L’appartamento che mio padre aveva comprato nel West End era minimalista e arioso. Il bianco dominava su ogni ambiente del piccolo alloggio, ferendoci gli occhi per i primi tre mesi. Ma dopo un po’ quelle pareti lisce e spoglie avevano smesso di abbagliarci, anche perché Jamie –tirando fuori l’artista che giaceva in lei- aveva ricoperto quei muri con quadri di ogni tipo. Nel soggiorno aveva appeso un trittico raffigurante lo sbocciare di una rosa, la quale era circondata da grandi petali che danzavano nel vento. Papà approvava lo spirito di iniziativa di Jamie anche perché, a detta di lui, quella casa era troppo fredda e asettica e c’era bisogno di un tocco di colore che ci donasse quell’atmosfera rilassante e calorosa che meritavamo. Così, pian piano che i giorni trascorrevano, sotto i nostri occhi c’era sempre qualche novità da trovare in qualche angolo: un vaso di fiori freschi dai toni vivaci, un libro in più nella modesta libreria a scala o, ancora, un cuscino colorato nelle stanze al piano superiore.  Jamie era una sorella fantastica. Non smetterò mai di pensare che quelle attenzioni alla casa fossero un modo timido per essere riconoscente al suo adorato Mr Collins per averla accolta nella nostra –quasi ritrovata- famiglia.

  I primi mesi dopo l’incendio che ha raso al suolo il collegio del Nord di Londra furono i più difficili. Ogni sera l’orrore di quella fatidica notte tornava ad affacciarsi nei sogni miei e di Jamie, costringendoci a svegliarci madide di sudore e con una tremarella preoccupante che ci faceva sentire precarie come l’ultima delle foglie appese ad un ramo. Allora Jamie veniva ad intrufolarsi nel mio letto, stringendomi le mani e cercando di recuperare il sonno accostando le nostri fronti, come a dire ‘io sono qui, gli incubi non torneranno più’. Il problema era che, per quanto riguarda la sottoscritta, gli incubi esistevano anche una volta riaperti gli occhi. Già. Mi capitava ancora di vederla, Jennifer Delacour. Ritta nel suo metro e ottanta, con il petto tronfio e l’espressione crudele, mi fissava nei posti più improbabili. Lei era lì, mentre accucciata a terra cambiavo i fiori della lapide di mia madre, mi osservava in lontananza, con le braccia lungo i fianchi e la gonna lunga svolazzante nel vento di Aprile. Ogni tanto parlava, come quella volta quando rimasi casa a preparare la cena mentre papà e Jamie erano andati a fare una passeggiata. Stavo tranquillamente tagliuzzando della cipolla e dei pomodori quando avvertii la sua presenza gravosa alle spalle.

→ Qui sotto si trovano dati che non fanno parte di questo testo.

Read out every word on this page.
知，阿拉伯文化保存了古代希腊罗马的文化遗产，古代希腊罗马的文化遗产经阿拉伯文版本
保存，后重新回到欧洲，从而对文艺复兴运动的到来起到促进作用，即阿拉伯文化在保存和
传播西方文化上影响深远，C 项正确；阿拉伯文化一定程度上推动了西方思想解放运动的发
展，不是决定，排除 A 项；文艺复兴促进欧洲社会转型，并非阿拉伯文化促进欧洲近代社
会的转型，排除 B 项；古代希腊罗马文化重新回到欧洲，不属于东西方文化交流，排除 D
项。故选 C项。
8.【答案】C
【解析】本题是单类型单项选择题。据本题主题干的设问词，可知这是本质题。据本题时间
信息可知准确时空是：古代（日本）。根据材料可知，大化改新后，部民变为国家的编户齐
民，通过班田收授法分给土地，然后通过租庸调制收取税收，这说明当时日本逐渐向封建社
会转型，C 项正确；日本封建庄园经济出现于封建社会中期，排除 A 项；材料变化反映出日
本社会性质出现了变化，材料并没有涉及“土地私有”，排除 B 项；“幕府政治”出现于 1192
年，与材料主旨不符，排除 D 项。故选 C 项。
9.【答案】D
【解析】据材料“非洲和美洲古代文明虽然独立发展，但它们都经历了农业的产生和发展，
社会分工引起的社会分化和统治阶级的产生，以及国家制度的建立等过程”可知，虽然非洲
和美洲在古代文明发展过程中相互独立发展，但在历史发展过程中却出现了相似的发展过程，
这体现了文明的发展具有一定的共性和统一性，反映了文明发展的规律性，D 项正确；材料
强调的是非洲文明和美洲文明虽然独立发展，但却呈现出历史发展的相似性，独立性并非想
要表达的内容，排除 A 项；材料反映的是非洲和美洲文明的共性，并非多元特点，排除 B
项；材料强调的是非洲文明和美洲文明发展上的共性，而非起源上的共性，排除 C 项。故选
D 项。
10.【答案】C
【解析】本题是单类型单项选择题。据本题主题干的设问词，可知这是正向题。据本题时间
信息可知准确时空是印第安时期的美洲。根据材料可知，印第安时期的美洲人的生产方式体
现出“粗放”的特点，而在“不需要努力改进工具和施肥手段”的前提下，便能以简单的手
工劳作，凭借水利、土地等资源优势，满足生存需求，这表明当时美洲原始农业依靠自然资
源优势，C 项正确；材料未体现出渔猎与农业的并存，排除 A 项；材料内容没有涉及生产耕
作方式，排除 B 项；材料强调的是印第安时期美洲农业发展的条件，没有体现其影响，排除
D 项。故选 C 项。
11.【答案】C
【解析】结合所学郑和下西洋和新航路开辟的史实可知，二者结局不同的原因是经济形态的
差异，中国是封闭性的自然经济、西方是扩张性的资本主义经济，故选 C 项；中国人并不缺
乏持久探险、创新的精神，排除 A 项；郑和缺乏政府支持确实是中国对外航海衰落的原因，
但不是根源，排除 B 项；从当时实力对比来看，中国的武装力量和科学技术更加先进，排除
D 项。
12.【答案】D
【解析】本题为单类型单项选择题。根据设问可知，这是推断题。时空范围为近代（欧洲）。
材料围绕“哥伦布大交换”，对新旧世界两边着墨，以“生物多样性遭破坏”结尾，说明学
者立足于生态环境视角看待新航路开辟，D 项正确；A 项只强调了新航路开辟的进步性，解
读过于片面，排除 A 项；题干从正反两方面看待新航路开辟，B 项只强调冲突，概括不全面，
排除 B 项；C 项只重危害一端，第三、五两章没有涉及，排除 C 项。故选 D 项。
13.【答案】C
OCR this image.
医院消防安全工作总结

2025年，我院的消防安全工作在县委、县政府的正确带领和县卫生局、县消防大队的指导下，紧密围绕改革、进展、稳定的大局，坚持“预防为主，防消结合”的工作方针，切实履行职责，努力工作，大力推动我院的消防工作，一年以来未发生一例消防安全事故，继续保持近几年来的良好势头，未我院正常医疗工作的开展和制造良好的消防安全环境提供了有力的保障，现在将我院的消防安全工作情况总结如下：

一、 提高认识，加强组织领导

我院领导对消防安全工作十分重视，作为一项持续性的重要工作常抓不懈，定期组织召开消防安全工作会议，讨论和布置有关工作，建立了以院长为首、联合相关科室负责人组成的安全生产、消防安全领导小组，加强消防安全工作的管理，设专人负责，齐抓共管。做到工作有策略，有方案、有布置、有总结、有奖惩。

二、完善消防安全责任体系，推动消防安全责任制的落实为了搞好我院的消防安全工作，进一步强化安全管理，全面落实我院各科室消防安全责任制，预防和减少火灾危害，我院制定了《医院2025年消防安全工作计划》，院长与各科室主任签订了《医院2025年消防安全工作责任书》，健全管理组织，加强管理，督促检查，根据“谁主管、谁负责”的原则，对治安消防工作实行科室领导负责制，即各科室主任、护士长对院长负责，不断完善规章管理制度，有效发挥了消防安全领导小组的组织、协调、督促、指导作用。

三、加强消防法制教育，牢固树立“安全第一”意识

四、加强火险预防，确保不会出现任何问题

 Non è reale, è solo nella tua testa.

 Lei non esiste.

 Nonostante quel mantra non mi sorpresi quando, una volta giratomi con ancora il coltello da cucina saldo in mano, l’avevo trovata sul vano della porta a fissarmi con la solita espressione riprovevole. Mi disse:

 -“Lo sai che non è finita, vero?”

 Mi ero voltata strizzando gli occhi, controllando il respiro, e poi –sicura che la sua immagine fosse sfumata via- mi voltai per raggiungere il bagno adiacente e sciacquarmi il viso…ma con mio sommo orrore la Delacour era tre centimetri dalla mia faccia e non potetti non gridare e recuperare il coltello dal ripiano per cercare di scacciarla via. Jamie e papà tornarono dal loro solito giretto trovandomi mentre colpivo l’aria urlando cose disperate che non vi starò nemmeno a ripetere. Quella era stata una delle mie crisi peggiori, ricordo ancora le braccia di mio padre stringermi come se fossi tornata ad essere una bambina di cinque anni, così come ricordo lo sguardo apprensivo che Jamie gli aveva lanciato sopra la mia testa.

 Non avevamo trovato una spiegazione plausibile per quelle visioni: forse erano solo il frutto di quello che avevo vissuto, quindi la mia paura proiettata a grandezza naturale nel mio presente oppure –e questa ipotesi era quella che più mi spaventava- la Delacour stava cercando di torturarmi invadendo la mia mente. Mi spaventava perché, per farlo, significava che non solo era riuscita a salvarsi ma che non doveva essere nemmeno così lontana.